Le destin de la Belgique est entre les mains des Belges et d’eux seuls. Cela doit être répété autant de fois qu’il le faudra.

Mais l’intérêt est-il de l’ingérence ? Bien sûr que non !

Les reportages, documentaires… portant sur d’autres pays – nos voisin européens mais aussi des nations plus éloignées : Japon, États-Unis, Brésil… – sont-ils une marque d’ingérence ?

De même, l’inquiétude que peuvent susciter l’évolution théocratique de l’État d’Israël, ou la dérive identitaire du parti Républicain états-unien, serait-elle le signe d’un insupportable empiétement sur la liberté d’autrui ?

Les interrogations dubitatives de la presse allemande ou britannique, sur la formation et les méthodes de la police française, sont-elles par nature illégitimes ?

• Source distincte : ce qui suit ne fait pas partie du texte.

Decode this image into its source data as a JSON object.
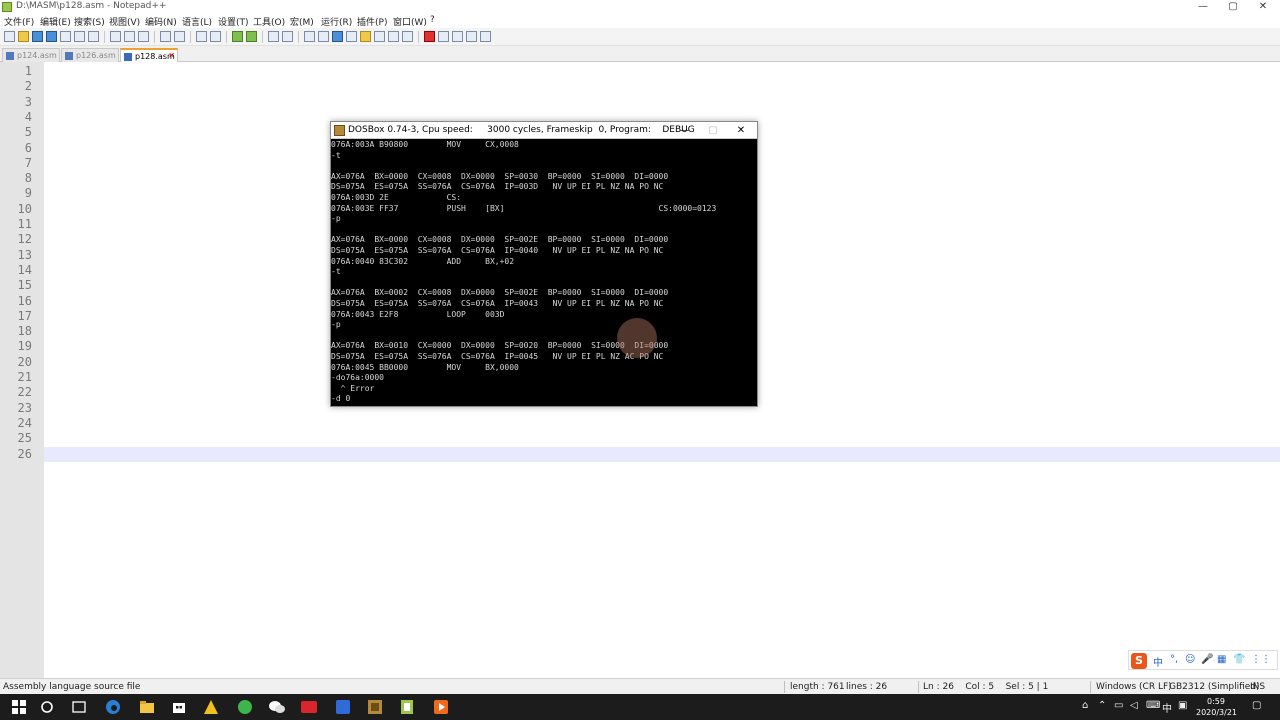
{
  "window": {
    "title": "D:\\MASM\\p128.asm - Notepad++"
  },
  "menu": [
    "文件(F)",
    "编辑(E)",
    "搜索(S)",
    "视图(V)",
    "编码(N)",
    "语言(L)",
    "设置(T)",
    "工具(O)",
    "宏(M)",
    "运行(R)",
    "插件(P)",
    "窗口(W)",
    "?"
  ],
  "tabs": [
    {
      "label": "p124.asm",
      "active": false
    },
    {
      "label": "p126.asm",
      "active": false
    },
    {
      "label": "p128.asm",
      "active": true
    }
  ],
  "editor": {
    "line_numbers": [
      "1",
      "2",
      "3",
      "4",
      "5",
      "6",
      "7",
      "8",
      "9",
      "10",
      "11",
      "12",
      "13",
      "14",
      "15",
      "16",
      "17",
      "18",
      "19",
      "20",
      "21",
      "22",
      "23",
      "24",
      "25",
      "26"
    ],
    "current_line": 26
  },
  "dosbox": {
    "title": "DOSBox 0.74-3, Cpu speed:     3000 cycles, Frameskip  0, Program:    DEBUG",
    "lines": [
      "076A:003A B90800        MOV     CX,0008",
      "-t",
      "",
      "AX=076A  BX=0000  CX=0008  DX=0000  SP=0030  BP=0000  SI=0000  DI=0000",
      "DS=075A  ES=075A  SS=076A  CS=076A  IP=003D   NV UP EI PL NZ NA PO NC",
      "076A:003D 2E            CS:",
      "076A:003E FF37          PUSH    [BX]                                CS:0000=0123",
      "-p",
      "",
      "AX=076A  BX=0000  CX=0008  DX=0000  SP=002E  BP=0000  SI=0000  DI=0000",
      "DS=075A  ES=075A  SS=076A  CS=076A  IP=0040   NV UP EI PL NZ NA PO NC",
      "076A:0040 83C302        ADD     BX,+02",
      "-t",
      "",
      "AX=076A  BX=0002  CX=0008  DX=0000  SP=002E  BP=0000  SI=0000  DI=0000",
      "DS=075A  ES=075A  SS=076A  CS=076A  IP=0043   NV UP EI PL NZ NA PO NC",
      "076A:0043 E2F8          LOOP    003D",
      "-p",
      "",
      "AX=076A  BX=0010  CX=0000  DX=0000  SP=0020  BP=0000  SI=0000  DI=0000",
      "DS=075A  ES=075A  SS=076A  CS=076A  IP=0045   NV UP EI PL NZ AC PO NC",
      "076A:0045 BB0000        MOV     BX,0000",
      "-do76a:0000",
      "  ^ Error",
      "-d 0"
    ]
  },
  "ime": {
    "logo": "S",
    "items": [
      "中",
      "°,",
      "☺",
      "🎤",
      "▦",
      "👕",
      "⋮⋮"
    ]
  },
  "status": {
    "file_type": "Assembly language source file",
    "length": "length : 761",
    "lines": "lines : 26",
    "position": "Ln : 26    Col : 5    Sel : 5 | 1",
    "eol": "Windows (CR LF)",
    "encoding": "GB2312 (Simplified)",
    "mode": "INS"
  },
  "taskbar": {
    "tray_lang": "中",
    "time": "0:59",
    "date": "2020/3/21"
  },
  "colors": {
    "keyword": "#0000ff",
    "instruction": "#0000c8",
    "number": "#ff8000",
    "register": "#8080ff",
    "comment": "#008000",
    "label_highlight": "#7fe07f",
    "current_line": "#e8e8ff"
  }
}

La droite nationale espagnole a manqué de peu d’entrer au gouvernement – du moins provisoirement. L’information a été largement commentée : s’agit-il d’une couverture médiatique excessive ?

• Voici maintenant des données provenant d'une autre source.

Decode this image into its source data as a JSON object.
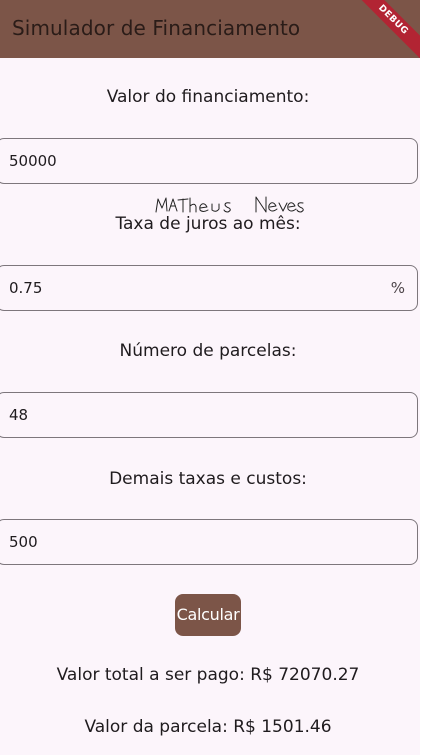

Non, non et non ! Il est parfaitement normal de s’intéresser au monde qui nous entoure, qu’il soit proche ou lointain.

Mais alors : pourquoi la Belgique ferait-elle exception ? Pourquoi serait-ce le seul pays dont on n’aurait jamais aucune nouvelle intéressante ?

Sauf erreur, je n’ai jamais vu ou lu, sur une chaîne française ou un magazine, un reportage ou un article, expliquant réellement l’imprégnation nationaliste de la société flamande ! Rien par exemple sur les corporations étudiantes, dont l’influence s’étend bien après l’université, persistant dans le monde du travail, culturel ou politique.

Des bribes d’événements peuvent émerger çà et là, rarement, mais en étant systématiquement observés sous l’angle de la « grille de lecture belge », telle que décrite plus haut, et donc par là même « désamorcés » : de simples anecdotes relevant de la « couleur locale »…

Clairement : imaginons qu’un journaliste français fasse une enquête fouillée, sur le terrain, qu’il rencontre toutes les personnes possibles en lien avec le sujet traité, obtienne tous les documents nécessaires, et publie ses conclusions dans tel ouvrage, tel journal, tel reportage ou tel média en ligne ? Et que ses conclusions soient alarmantes, s’agissant de l’avenir budgétaire de la Wallonie, de celui des communes périphériques de Bruxelles, ou de la victoire culturelle du nationalisme en Flandre ? Dans les médias francophones « officiels », ou le monde politique, ce serait évidemment un tollé général, et l’accusation d’ingérence ne tarderait pas à surgir !

La confusion entre ingérence et intérêt légitime est un poison pour l’esprit, l’un des subterfuges plus ou moins conscients qui ont pour objet, ou pour effet, de détourner l’attention des Français – qui, de toute façon, « ne comprennent jamais rien… »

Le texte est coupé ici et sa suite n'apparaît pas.